All it tells us is that they were willing to create a site plan for a fee.
 
It’s not the distance. My family had season tickets at the Orange Bowl for most of the 90’s and I had season tickets there from 2002 (when I moved back to south Florida) until they closed the stadium. I actually didn’t want them to move to Joe Robbie. I’ve probably been to the Orange Bowl more times than a lot of these “die hards” who attended the bi-annual FSU game and nothing else. I actually voted for the Tropical Park option in the poll. But whenever I make logical, logistical points about how it might not be feasible to build a huge stadium is certain places, people think it’s some kind of objection to UM having their own stadium. Is putting the stadium somewhere that it will take 3 hours of traffic to get into the stadium a stupid idea? Yes. Are people actually going to deal with that? Maybe some will, for a little while. Until the team goes 9-3 or 8-4. This team struggles to draw more than 45000 fans to a stadium that’s incredibly convenient to get to/from. Imagine if the experience of coming and going to the stadium became 10x’s worse and how much more they would struggle to draw fans.

Build a stadium in a location where there’s room to park and multiple ways in/out so that it’s not an enormous ordeal and people will go. It’s not the distance it’s the logistics


Those are all relevant points. A couple of things.

First, you have to forgive people who are resistant to the criticisms, at least for the moment, as we have been dealing with DECADES of "it's never gonna happen" pessimists.

Second, there is no completely ideal location, and Tropical Park isn't my ideal location either. Issues that you raise, about traffic and parking, will be problematic at any location, so we just need to keep "I have concerns" points separate from "you can't do that there" points.

Third, almost every location would involve some combination of "destruction of existing things" and "need to acquire a bigger footprint and the destruction of existing things".

I have no idea why "east of Marlins Park" isn't the top option. It was under consideration for the soccer stadium (well, "west of Marlins Park" was), and a football stadium would be marginally larger (seating-wise). There is history (70 years worth), there is roadway access, there is parking.

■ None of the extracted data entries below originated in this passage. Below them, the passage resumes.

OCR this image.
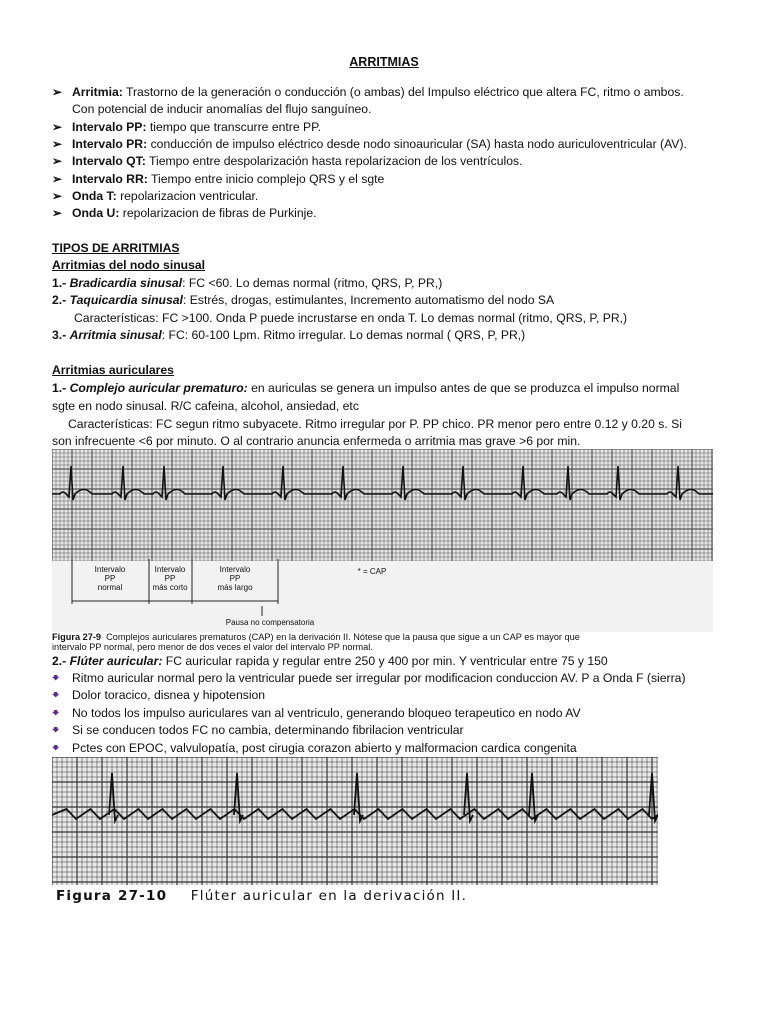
ARRITMIAS
➢ Arritmia: Trastorno de la generación o conducción (o ambas) del Impulso eléctrico que altera FC, ritmo o ambos.
Con potencial de inducir anomalías del flujo sanguíneo.
➢ Intervalo PP: tiempo que transcurre entre PP.
➢ Intervalo PR: conducción de impulso eléctrico desde nodo sinoauricular (SA) hasta nodo auriculoventricular (AV).
➢ Intervalo QT: Tiempo entre despolarización hasta repolarizacion de los ventrículos.
➢ Intervalo RR: Tiempo entre inicio complejo QRS y el sgte
➢ Onda T: repolarizacion ventricular.
➢ Onda U: repolarizacion de fibras de Purkinje.
TIPOS DE ARRITMIAS
Arritmias del nodo sinusal
1.- Bradicardia sinusal: FC <60. Lo demas normal (ritmo, QRS, P, PR,)
2.- Taquicardia sinusal: Estrés, drogas, estimulantes, Incremento automatismo del nodo SA
Características: FC >100. Onda P puede incrustarse en onda T. Lo demas normal (ritmo, QRS, P, PR,)
3.- Arritmia sinusal: FC: 60-100 Lpm. Ritmo irregular. Lo demas normal ( QRS, P, PR,)
Arritmias auriculares
1.- Complejo auricular prematuro: en auriculas se genera un impulso antes de que se produzca el impulso normal
sgte en nodo sinusal. R/C cafeina, alcohol, ansiedad, etc
Características: FC segun ritmo subyacete. Ritmo irregular por P. PP chico. PR menor pero entre 0.12 y 0.20 s. Si
son infrecuente <6 por minuto. O al contrario anuncia enfermeda o arritmia mas grave >6 por min.
Intervalo
PP
normal
Intervalo
PP
más corto
Intervalo
PP
más largo
* = CAP
Pausa no compensatoria
Figura 27-9 Complejos auriculares prematuros (CAP) en la derivación II. Nótese que la pausa que sigue a un CAP es mayor que
intervalo PP normal, pero menor de dos veces el valor del intervalo PP normal.
2.- Flúter auricular: FC auricular rapida y regular entre 250 y 400 por min. Y ventricular entre 75 y 150
🠻 Ritmo auricular normal pero la ventricular puede ser irregular por modificacion conduccion AV. P a Onda F (sierra)
🠻 Dolor toracico, disnea y hipotension
🠻 No todos los impulso auriculares van al ventriculo, generando bloqueo terapeutico en nodo AV
🠻 Si se conducen todos FC no cambia, determinando fibrilacion ventricular
🠻 Pctes con EPOC, valvulopatía, post cirugia corazon abierto y malformacion cardica congenita
Figura 27-10 Flúter auricular en la derivación II.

I have no idea why the "north of Magic City Casino" option isn't discussed more. There is proximity (2 miles from old Orange Bowl), there is roadway access, there could be parking arrangements (shuttles from Marlins Park, deals with Magic City and/or the soccer facility to the north, etc.), and there is potential synergy with the Mas-brother-owned Inter Miami soccer team to be located just to the north.

Tropical Park is beautiful, and outside of proximity to UM, carries some of the largest potential negatives, in that it impairs a major public park for 7 football games per year.

No matter what, mass transit should still be pursued. MetroRail was PREVIOUSLY UNDER DISCUSSION to be extended to Hard Rock. Why can't that be revisited? But the same thing is true for other locations too. Build ONE MORE MILE of Metrorail between Civic Center and Culmer that crosses the Miami River and puts a station outside of Marlins Park. The problem with the MetroRail has ALWAYS been that it does not go where people want to be.

All these issues are fixable. I hear your concerns. Dade County needs to address traffic and parking FOR THE WHOLE COUNTY. But Hard Rock is also pushing us in this direction, with the constant diminishment of the stadium site.